Let $f$ be continuously differentiable on $[a,b]$. If $f$ is concave up, prove that
$$(b-a)\cdot f\left(\frac{a+b}{2}\right)\le \int_{a}^{b}f(x)dx.$$
I know that (and have proved) $$(b-a)\cdot f\left(\frac{a+b}{2}\right)= \int_{a}^{b}f(x)dx$$ for any linear function on $[a,b]$. Also, the graph of $f$ lies above the tangent line at $(\frac{a+b}{2},f(\frac{a+b}{2}))$.
Let $c = (a+b)/2$.
Then use the mean value theorem and convexity.
For $x \in [a,b]$ we have $f(x) = f(c) + f'(\eta_x)(x-c)$ with $\eta_x$ between $c$ and $x$.
There are points $a < \xi_1 < c < \xi_2< b$ such that $f'(\xi_2) > f'(\xi_1)$ (by convexity) and
$$\int_a^bf(x)\,dx = \int_a^c[f(c) + f'(\eta_x)(x-c)]\,dx+\int_c^b[f(c) + f'(\eta_x)(x-c)]\,dx\\=f(c)(b-a) + f'(\xi_2)(b-a)^2/8 - f'(\xi_1)(b-a)^2/8\geq f(c)(b-a)$$
Note that the mean value theorem for integrals gives us
$$\int_c^bf'(\eta_x)(x-c)dx=f'(\xi_2)\int_c^b(x-c)dx=f'(\xi_2)(b-a)^2/8,$$
and
$$\int_a^cf'(\eta_x)(x-c)dx=f'(\xi_1)\int_a^c(x-c)dx=-f'(\xi_1)(b-a)^2/8,$$
As you noted, $f$ is convex, implies that $f$ lies above its tangent lines. The tangent line at the midpoint of the interval is $$g(x) = f'\left(\tfrac{a+b}2\right)\left(x-\tfrac{a+b}2\right)+f\left(\tfrac{a+b}2\right)$$
Now $f(x) \ge g(x)$ integrated over $[a, b]$ gives you the result.
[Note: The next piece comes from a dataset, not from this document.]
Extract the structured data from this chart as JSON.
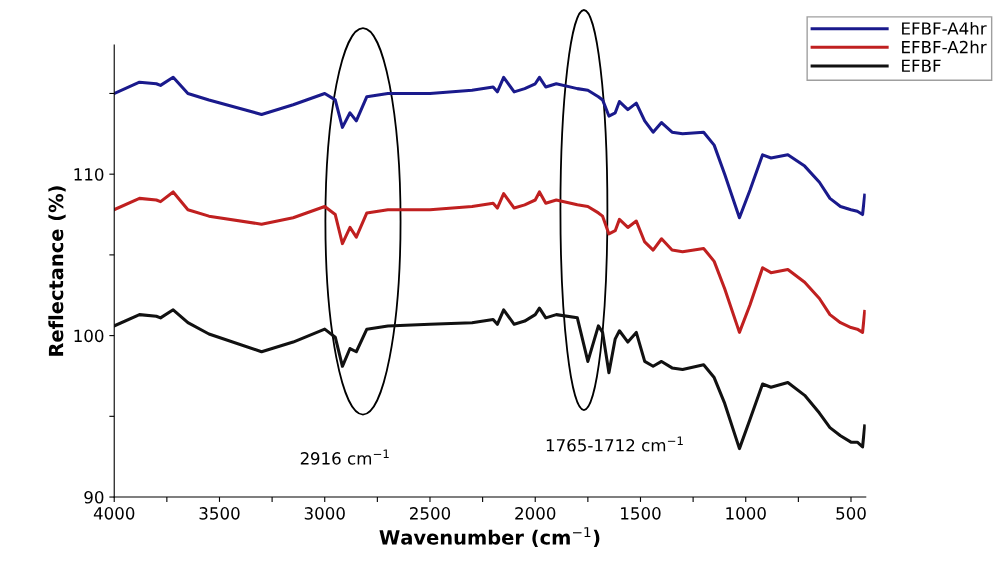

Let $h(x)=f(x)-m x$ where $m=f'(\frac{b+a}2)$. By the Mean Value Theorem for integrals (also related to average value of a function), there is $c\in(a,b)$ such that $h(c)(b-a)=\int_{a}^{b}h(x)dx$. Note that $h$ is concave up and $h'(\frac{b+a}2)=0$ hence $h$ has a global (over $[a,b]$) minimum at $\frac{b+a}2$. Hence $h(c)\ge h(\frac{b+a}2)$. In other words $\frac1{b-a}\int_{a}^{b}h(x)dx\ge h(\frac{b+a}2)$. Thus $\frac{1}{b-a}\int_{a}^{b}h(x)dx = \frac1{b-a}(\int_{a}^{b}f(x)dx - \frac{m}{2} (b^2-a^2))= \frac1{b-a}\int_{a}^{b}f(x)dx - {m}\frac{b+a}{2}\ge$ $h(\frac{b+a}2)=f(\frac{b+a}2)-{m}\frac{b+a}{2}$ from which we obtain $\frac1{b-a}\int_{a}^{b}f(x)dx\ge f(\frac{b+a}2)$.